When I heard about the loyalty system, I was very happy. I loved how culture worked in civ4, beeing able to flip cities, needing to defend against it. It was fun, but they removed it in civ5.
Loyalty sounded that it was going to do just that. But in my experience, not only did it fail, but it failed in both oposite ways.
You're looking at it in the wrong way, but understandably since it looks very similar to Civ IV flipping and Firaxis didn't do a very good job of explaining the intended game function.
Loyalty sits in an odd spot where it's a replacement for something you wouldn't immediately associate it with: corruption/city maintenance. In other words, its game function is primarily to force you to plan and pace expansion. This is so widely misunderstood that most of the complaints about it boil down to some variant of "it makes it difficult to expand indefinitely" - which is the entire point.
It's inspired that they took a fun but essentially cosmetic mechanic from Civ IV - city-flipping - and used it to add an expansion constraint missing in Civ VI's base form, but it's not a natural association to draw.
I'd then waited until I was able to build shakas special unit to start attacking. I captured a frontier city. It was closer to their cities than mines, but not by much, all my cities were pretty close. As soon as I captured it it told me that it would flip because of loyalty. So I:
- Put a governor on it
- Adopted the civic that gives loyalty with garrisoned units
- Put the governor with the loyalty bonus to friendly nearby cities on a city nearby
With all this, the city still said it was going to flip. Ok, IMO, 1 or 2 of this steps should have been more than enough, I was quite surprised that even the 3 actions didnt fix the loyalty problem on a frontier city (not another continent, not far inside their territory, not far from my cities... nothing, just the obvious first city to capture)
I think there's a conquest malus to loyalty - you start at 50 rather than 100 with a conquered city, which makes it prone to flipping. Step 1 is fine but is only +8, while you'll often see a newly-conquered city with a -13 or more modifier. The civic only gives +2. The governor has to arrive to use her loyalty boost (other than the standard +8 for having a governor), which takes 5 turns, so that may not have come into play.
You also usually need to have the amenity bonus (+3 or +6), but the most important thing is population pressure and this is dictated largely by which age you're in compared with the nearest civ. Expanding militarily in a Dark Age is practically impossible whatever buffs you have. This is deliberate to showcase the era system.
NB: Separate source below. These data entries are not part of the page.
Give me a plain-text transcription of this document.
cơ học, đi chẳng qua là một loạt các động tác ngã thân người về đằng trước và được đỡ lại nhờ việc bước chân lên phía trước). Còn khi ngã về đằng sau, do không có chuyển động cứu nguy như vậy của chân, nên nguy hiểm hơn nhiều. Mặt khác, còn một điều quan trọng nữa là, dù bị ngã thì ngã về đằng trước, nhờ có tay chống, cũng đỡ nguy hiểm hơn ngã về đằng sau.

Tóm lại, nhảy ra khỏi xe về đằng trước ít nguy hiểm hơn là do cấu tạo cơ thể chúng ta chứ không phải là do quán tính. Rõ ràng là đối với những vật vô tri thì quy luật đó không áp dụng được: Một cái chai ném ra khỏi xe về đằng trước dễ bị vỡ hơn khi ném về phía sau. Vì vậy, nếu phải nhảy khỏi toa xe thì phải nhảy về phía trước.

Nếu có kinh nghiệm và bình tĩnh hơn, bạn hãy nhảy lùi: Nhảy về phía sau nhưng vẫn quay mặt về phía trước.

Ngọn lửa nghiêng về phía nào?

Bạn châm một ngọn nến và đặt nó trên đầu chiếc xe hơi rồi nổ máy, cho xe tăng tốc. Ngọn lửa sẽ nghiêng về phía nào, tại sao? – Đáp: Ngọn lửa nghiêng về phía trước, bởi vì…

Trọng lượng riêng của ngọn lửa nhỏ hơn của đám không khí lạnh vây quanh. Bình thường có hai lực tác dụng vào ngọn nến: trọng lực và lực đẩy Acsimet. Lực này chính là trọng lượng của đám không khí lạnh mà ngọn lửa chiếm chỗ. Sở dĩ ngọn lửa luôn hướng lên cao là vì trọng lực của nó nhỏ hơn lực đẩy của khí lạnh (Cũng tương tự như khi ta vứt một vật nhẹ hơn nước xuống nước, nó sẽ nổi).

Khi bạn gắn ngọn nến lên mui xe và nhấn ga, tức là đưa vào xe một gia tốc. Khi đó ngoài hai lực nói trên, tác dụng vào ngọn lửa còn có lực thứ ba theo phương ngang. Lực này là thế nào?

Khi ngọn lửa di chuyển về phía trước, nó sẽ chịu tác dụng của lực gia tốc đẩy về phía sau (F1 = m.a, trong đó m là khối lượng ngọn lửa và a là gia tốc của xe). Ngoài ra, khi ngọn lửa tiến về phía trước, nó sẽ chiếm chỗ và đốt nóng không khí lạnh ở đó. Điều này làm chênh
So I did one more thing, I captured the closest enemy city quick. And still, 3 turns after that, the city still flipped.
Ok, here I stopped playing. It's not hard, its just a bullfeathers feature.
While you'll get some reinforcement from nearby conquests, you're usually better off just razing any cities close enough to exert pressure on your new city.
So, I did 4 (FOUR!) things to stop a captured city from flipping. A city that was almost as close to my cities than to the enemy ones. And that was still not enough?? So what the hell else was tehre to do?
Ensure you're in a Golden Age when you attack and that your opponent isn't - and preferably is in a Dark Age.
I think it would be a great improvement if CULTURE and RELIGION played a part in the loyalty system.
They evidently want loyalty to work differently from culture-flipping in Civ IV. It would be welcome for religion to play a role - it would be easy to incorporate and would increase the presently marginal relevance of religion in most games. Unfortunately it would probably be overly tedious in practice due to the need to constantly reconvert your cities following AI apostle spam.
I agree I am not a fan of the Free City mechanic, as they effectively just function as glorified barbarians. Definitely room for improvement there.
I'm happy enough having barbarian cities in the landscape but I agree the implementation of the free city system isn't great.